Top Hat Cake

Top Hat Cake
Instructions:
- Make 4 layers of cake, using your favorite recipe or boxed mix.
- Use 8" round cake pans, and level the tops of the cakes when cool, using a serrated knife.
- Place the first layer on the plate on which the cake will be served, and slip strips or triangles of wax paper under the cake, covering the entire plate to keep it clean while frosting. (Or omit this step, since you'll be making a frosting "brim" on the inner portion of the plate.)
- Stack the layers, frosting between each layer. Use black frosting.
- For a smoother cake, "seal" it by adding a thin layer of frosting to the top and sides to seal in the crumbs.
- Add your regular layer of frosting to the top and sides of the cake.
- Smooth the frosting as much as you can to give it a satin look.
- Remove wax paper from plate, and clean off as many stray crumbs as practical.
- Make a brim of frosting, about 2" wide, directly on the plate. Make it a little thicker at the outer edge.
- For the hat band, use a slightly lighter/darker shade or frosting, or black rolled fondant.
- For a super-smooth cake, use rolled fondant in place of frosting, after stacking the layers and frosting between them.

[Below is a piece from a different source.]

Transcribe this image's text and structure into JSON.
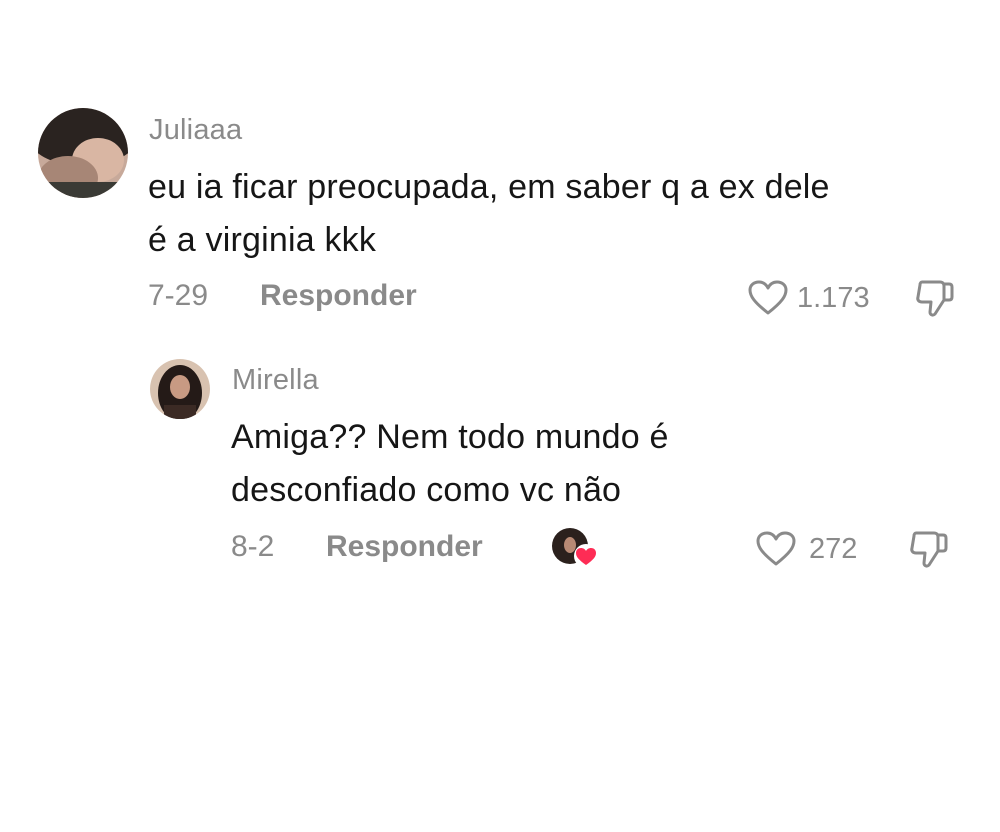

Note: If your layers come out fluffy enough, you may only need 3 layers. See how the proportions look as you stack the layers.
Tip: If using an electric oven, place a pan with a half inch or so of water in it on the shelf below the cakes, to help them retain their moisture while baking. (Remove it very carefully, or to be totally safe, let the water cool before taking this pan out of the oven!)